27/01/2026
📰 Révocation du Premier ministre : le symptôme d’une Transition en panne
La controverse suscitée par la révocation du Premier ministre Alix Didier Fils-Aimé ne saurait être réduite à une querelle d’individus ni à une défense de principe d’un chef de gouvernement dont l’action n’a manifestement pas répondu à l’ampleur de la crise nationale. Le véritable enjeu est ailleurs. Il interroge la manière dont la Transition exerce le pouvoir, instrumentalise le droit et gère ses propres contradictions internes, dans un contexte déjà marqué par l’effondrement de l’autorité de l’État et la défiance généralisée de la population.
Il est essentiel de rappeler qu’une décision peut être juridiquement recevable tout en étant politiquement désastreuse. En l’espèce, même si la révocation du Premier ministre semble s’appuyer sur certaines exigences formelles, elle met surtout en lumière l’incapacité chronique du Conseil Présidentiel de Transition à instaurer une gouvernance cohérente, stable et lisible. À défaut d’un cap politique clair, ces décisions successives donnent l’impression d’une Transition qui navigue à vue, davantage préoccupée par ses équilibres internes que par la nécessité d’un redressement national.
Cela dit, toute analyse honnête impose de reconnaître la part de responsabilité du Premier ministre révoqué dans l’échec actuel de la Transition. Son déficit de leadership, son incapacité à apporter des réponses concrètes à l’urgence sécuritaire et sociale, ainsi que l’absence d’une vision structurante pour sortir le pays de l’impasse, ont contribué à affaiblir davantage un État déjà exsangue. Toutefois, faire de sa révocation un acte politique isolé, sans transparence accrue, sans projet de remplacement crédible et sans stratégie globale de sortie de crise, relève davantage de la manœuvre que de la solution.
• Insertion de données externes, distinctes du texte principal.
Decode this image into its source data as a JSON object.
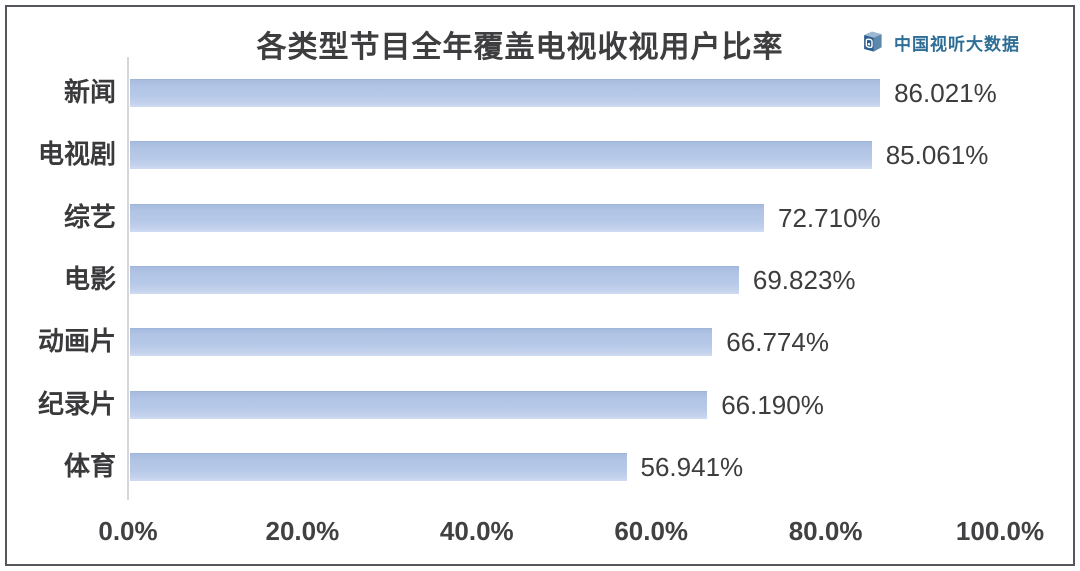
{
  "header": {
    "title": "各类型节目全年覆盖电视收视用户比率",
    "brand": {
      "name": "中国视听大数据",
      "icon": "cube-tv-logo-icon",
      "text_color": "#2e6e96",
      "icon_colors": {
        "front": "#2c5d8f",
        "top": "#9db8d2",
        "side": "#5c88ad",
        "screen": "#ffffff"
      }
    }
  },
  "chart_data": {
    "type": "bar",
    "orientation": "horizontal",
    "title": "各类型节目全年覆盖电视收视用户比率",
    "categories": [
      "新闻",
      "电视剧",
      "综艺",
      "电影",
      "动画片",
      "纪录片",
      "体育"
    ],
    "values": [
      86.021,
      85.061,
      72.71,
      69.823,
      66.774,
      66.19,
      56.941
    ],
    "value_labels": [
      "86.021%",
      "85.061%",
      "72.710%",
      "69.823%",
      "66.774%",
      "66.190%",
      "56.941%"
    ],
    "x_ticks": [
      {
        "value": 0,
        "label": "0.0%"
      },
      {
        "value": 20,
        "label": "20.0%"
      },
      {
        "value": 40,
        "label": "40.0%"
      },
      {
        "value": 60,
        "label": "60.0%"
      },
      {
        "value": 80,
        "label": "80.0%"
      },
      {
        "value": 100,
        "label": "100.0%"
      }
    ],
    "xlabel": "",
    "ylabel": "",
    "xlim": [
      0,
      100
    ],
    "grid": false,
    "legend": "none",
    "bar_color": "#b5c7e7",
    "axis_line_color": "#d7d7d7",
    "label_color": "#3d3d3f"
  }
}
En réalité, cette séquence politique révèle une Transition qui tourne en rond, prisonnière de logiques internes, déconnectée des souffrances quotidiennes du peuple haïtien et incapable de produire un minimum de confiance. Haïti n’a pas besoin de boucs émissaires successifs ni de décisions spectaculaires sans lendemain. Le pays a besoin d’un sursaut politique réel, d’une gouvernance assumée, d’un leadership responsable et d’une rupture claire avec les pratiques qui ont conduit à l’échec répété des mécanismes de transition.
À défaut, chaque nouvelle révocation, chaque recomposition improvisée du pouvoir, ne fera qu’approfondir la crise de légitimité et éloigner un peu plus la perspective d’un retour à l’ordre constitutionnel. La Transition ne sera jugée ni sur ses discours ni sur ses procédures, mais sur sa capacité à répondre, enfin, aux attentes fondamentales d’un peuple à bout de souffle.